U-173 under Heinz-Ehler Beucke July 1942 Bahamas patrol

U-173
            The next patrol began in Kiel Germany and was led by Heinz-Ehler Beucke, age 38 at the time, on the Type IXC boat U-173. Sailing on a 98-day patrol (its first of two), the boat left Lorient for the Second Flotilla and arrived south of Bermuda on the 13th of July 1942. From there it proceeded rapidly southwest for the Windward Passage, entering the Caicos Passage between Mayaguana and Providenciales on the 16th of July.
On the 17th U-173 rounded the northwest tip of Inagua and entered the Windward Passage on the 18th, exiting the region for the Caribbean Sea. The boat was to spend ten days in the region, and returned on the 3rd of August. From the Windward Passage it  transited the area from Cape Mole off Haiti east along the north coast of the Dominican Republic to Puerto Rico and then out of the region north of Anegada on the 6th of August. No tonnage was struck or sunk during this patrol.
On the 16th of August U-173 was sighted by an American Hudson aircraft under Pilot Officer Kennard, who dropped four depth charges. These damaged the boat, but it managed to escape. Twelve days later, on the 28th, another Hudson under Sillcock dropped four more depth charges on her, which damaged the boat heavily. The same day a USAF B 18 attacked U-173, and she was ordered to return to base. Before she could do so a Hudson under Badger attacked her on the 29th. Having left Kiel on the 15th of June to reposition to Lorient following the patrol, the submarine was refueled by U-460 in the central North Atlantic in mid-July (Wynn, Vol. 1, p.131).
            Over his career since joining the navy in the Crew of 1922 Kapitän zur SeeHeinz-Ehler Beucke was not able to achieve any ships sunk or damaged. He only ever went on this one patrol in command of a submarine. He received no decorations and lived until the age of 75 in 1979. Little more is known of him, for example whether he was stripped of his command immediately on return from an unsuccessful patrol or whether his assignment ashore was incremental.

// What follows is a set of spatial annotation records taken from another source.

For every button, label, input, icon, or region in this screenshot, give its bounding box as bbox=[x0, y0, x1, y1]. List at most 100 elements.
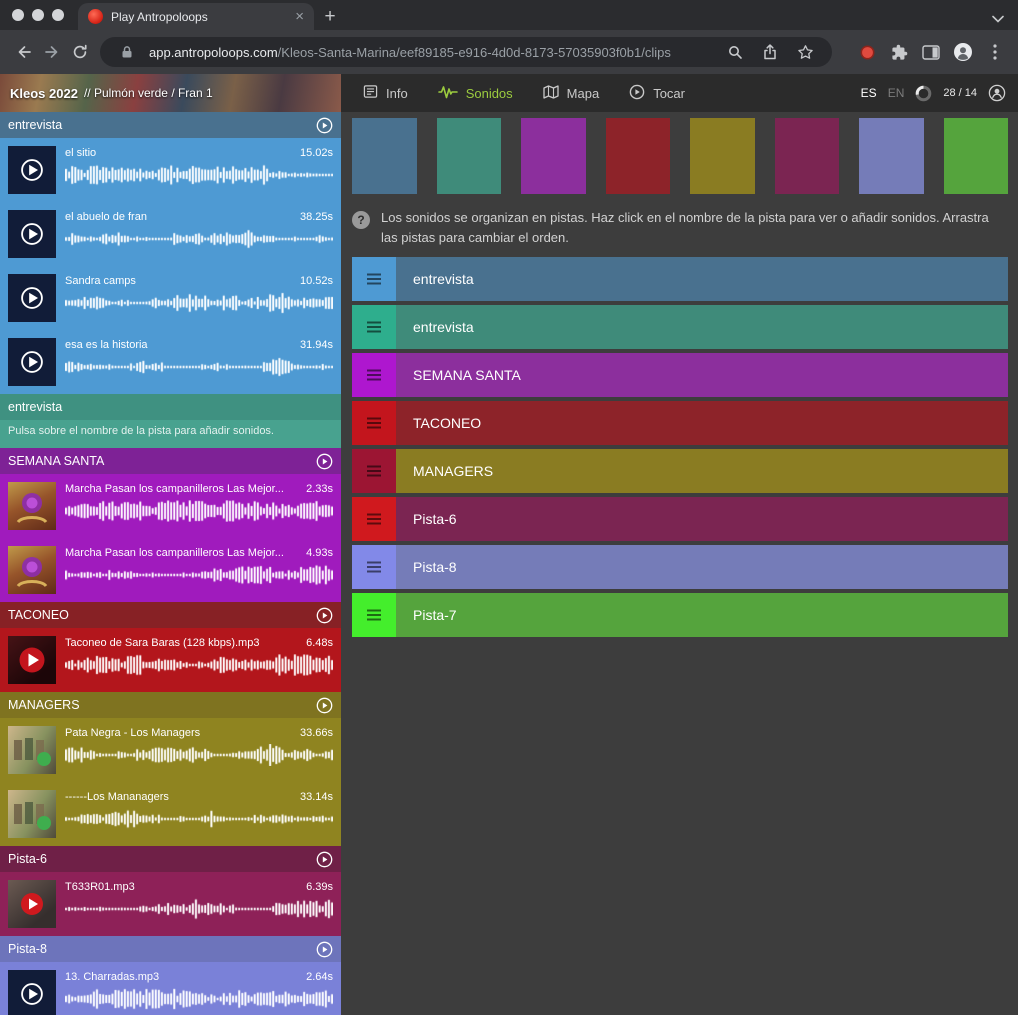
drag-handle[interactable] bbox=[352, 353, 396, 397]
nav-item-sonidos[interactable]: Sonidos bbox=[438, 85, 513, 102]
clip-waveform bbox=[65, 744, 333, 766]
audio-clip[interactable]: el sitio 15.02s bbox=[0, 138, 341, 202]
clip-thumbnail bbox=[8, 338, 56, 386]
nav-item-mapa[interactable]: Mapa bbox=[543, 85, 600, 102]
track-row-label[interactable]: MANAGERS bbox=[396, 449, 1008, 493]
audio-clip[interactable]: T633R01.mp3 6.39s bbox=[0, 872, 341, 936]
track-row[interactable]: entrevista bbox=[352, 257, 1008, 301]
track-header[interactable]: entrevista bbox=[0, 112, 341, 138]
browser-menu-icon[interactable] bbox=[982, 39, 1008, 65]
track-row-label[interactable]: Pista-7 bbox=[396, 593, 1008, 637]
track-color-swatch[interactable] bbox=[437, 118, 502, 194]
audio-clip[interactable]: Taconeo de Sara Baras (128 kbps).mp3 6.4… bbox=[0, 628, 341, 692]
breadcrumb[interactable]: Kleos 2022 // Pulmón verde / Fran 1 bbox=[0, 74, 341, 112]
sidebar-track: entrevista Pulsa sobre el nombre de la p… bbox=[0, 394, 341, 448]
new-tab-button[interactable]: + bbox=[314, 3, 346, 30]
audio-clip[interactable]: ------Los Mananagers 33.14s bbox=[0, 782, 341, 846]
track-color-swatch[interactable] bbox=[690, 118, 755, 194]
window-close-button[interactable] bbox=[12, 9, 24, 21]
track-play-button[interactable] bbox=[316, 851, 333, 868]
audio-clip[interactable]: Marcha Pasan los campanilleros Las Mejor… bbox=[0, 538, 341, 602]
track-color-swatch[interactable] bbox=[606, 118, 671, 194]
browser-tab[interactable]: Play Antropoloops × bbox=[78, 3, 314, 30]
drag-handle[interactable] bbox=[352, 305, 396, 349]
clip-meta: Pata Negra - Los Managers 33.66s bbox=[65, 726, 333, 774]
track-header[interactable]: TACONEO bbox=[0, 602, 341, 628]
drag-handle[interactable] bbox=[352, 401, 396, 445]
forward-button[interactable] bbox=[38, 38, 66, 66]
loops-counter: 28 / 14 bbox=[943, 87, 977, 99]
track-play-button[interactable] bbox=[316, 697, 333, 714]
audio-clip[interactable]: Pata Negra - Los Managers 33.66s bbox=[0, 718, 341, 782]
track-row[interactable]: Pista-8 bbox=[352, 545, 1008, 589]
track-row-label[interactable]: SEMANA SANTA bbox=[396, 353, 1008, 397]
lang-toggle-en[interactable]: EN bbox=[888, 86, 905, 100]
clip-meta: Marcha Pasan los campanilleros Las Mejor… bbox=[65, 482, 333, 530]
track-row-label[interactable]: Pista-8 bbox=[396, 545, 1008, 589]
track-header[interactable]: entrevista bbox=[0, 394, 341, 420]
drag-handle[interactable] bbox=[352, 593, 396, 637]
track-row-label[interactable]: entrevista bbox=[396, 257, 1008, 301]
track-row-label[interactable]: entrevista bbox=[396, 305, 1008, 349]
drag-handle[interactable] bbox=[352, 545, 396, 589]
track-play-button[interactable] bbox=[316, 453, 333, 470]
sidebar-track: entrevista el sitio 15.02s el abuelo de … bbox=[0, 112, 341, 394]
tab-search-chevron-icon[interactable] bbox=[992, 10, 1004, 28]
audio-clip[interactable]: esa es la historia 31.94s bbox=[0, 330, 341, 394]
track-row[interactable]: Pista-6 bbox=[352, 497, 1008, 541]
nav-item-label: Mapa bbox=[567, 86, 600, 101]
clip-duration: 10.52s bbox=[300, 275, 333, 287]
track-color-swatch[interactable] bbox=[859, 118, 924, 194]
side-panel-icon[interactable] bbox=[918, 39, 944, 65]
track-clip-list: Taconeo de Sara Baras (128 kbps).mp3 6.4… bbox=[0, 628, 341, 692]
extension-record-icon[interactable] bbox=[854, 39, 880, 65]
drag-handle[interactable] bbox=[352, 257, 396, 301]
audio-clip[interactable]: 13. Charradas.mp3 2.64s bbox=[0, 962, 341, 1015]
profile-avatar[interactable] bbox=[950, 39, 976, 65]
clip-thumbnail bbox=[8, 274, 56, 322]
audio-clip[interactable]: Sandra camps 10.52s bbox=[0, 266, 341, 330]
track-row[interactable]: SEMANA SANTA bbox=[352, 353, 1008, 397]
track-row-label[interactable]: TACONEO bbox=[396, 401, 1008, 445]
track-header[interactable]: MANAGERS bbox=[0, 692, 341, 718]
url-field[interactable]: app.antropoloops.com/Kleos-Santa-Marina/… bbox=[100, 37, 832, 67]
track-header[interactable]: Pista-6 bbox=[0, 846, 341, 872]
track-color-swatch[interactable] bbox=[521, 118, 586, 194]
track-row[interactable]: MANAGERS bbox=[352, 449, 1008, 493]
clip-thumbnail bbox=[8, 790, 56, 838]
track-play-button[interactable] bbox=[316, 941, 333, 958]
tab-close-icon[interactable]: × bbox=[295, 9, 304, 24]
window-zoom-button[interactable] bbox=[52, 9, 64, 21]
nav-item-icon bbox=[629, 84, 645, 103]
track-color-swatch[interactable] bbox=[775, 118, 840, 194]
track-header[interactable]: Pista-8 bbox=[0, 936, 341, 962]
track-header[interactable]: SEMANA SANTA bbox=[0, 448, 341, 474]
audio-clip[interactable]: Marcha Pasan los campanilleros Las Mejor… bbox=[0, 474, 341, 538]
bookmark-star-icon[interactable] bbox=[792, 39, 818, 65]
share-icon[interactable] bbox=[757, 39, 783, 65]
back-button[interactable] bbox=[10, 38, 38, 66]
track-color-swatch[interactable] bbox=[352, 118, 417, 194]
track-row[interactable]: Pista-7 bbox=[352, 593, 1008, 637]
account-icon[interactable] bbox=[988, 84, 1006, 102]
drag-handle[interactable] bbox=[352, 497, 396, 541]
window-controls bbox=[12, 0, 64, 30]
extensions-puzzle-icon[interactable] bbox=[886, 39, 912, 65]
track-play-button[interactable] bbox=[316, 607, 333, 624]
track-row-label[interactable]: Pista-6 bbox=[396, 497, 1008, 541]
clip-thumbnail bbox=[8, 636, 56, 684]
nav-item-info[interactable]: Info bbox=[363, 84, 408, 102]
track-row[interactable]: TACONEO bbox=[352, 401, 1008, 445]
track-row[interactable]: entrevista bbox=[352, 305, 1008, 349]
drag-handle[interactable] bbox=[352, 449, 396, 493]
window-minimize-button[interactable] bbox=[32, 9, 44, 21]
lang-toggle-es[interactable]: ES bbox=[861, 86, 877, 100]
track-name: SEMANA SANTA bbox=[8, 454, 104, 468]
track-play-button[interactable] bbox=[316, 117, 333, 134]
nav-item-tocar[interactable]: Tocar bbox=[629, 84, 685, 103]
audio-clip[interactable]: el abuelo de fran 38.25s bbox=[0, 202, 341, 266]
clip-duration: 6.48s bbox=[306, 637, 333, 649]
reload-button[interactable] bbox=[66, 38, 94, 66]
zoom-icon[interactable] bbox=[722, 39, 748, 65]
track-color-swatch[interactable] bbox=[944, 118, 1009, 194]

In contrast, the skipper after Beucke, Oberleutnant zur See Hans-Adolf Schweichel managed to sink or damage four US destroyers of 29,274 tons (Joseph Hewes, Winooski, Hambleton and Electra) in the first sixteen days of its next patrol starting on the 1st of November, however the boat itself was sunk off Casablanca on the 16th of November 1942 by depth charges from the US destroyers Woolsey, Swanson, and Quick. All 57 on board were killed.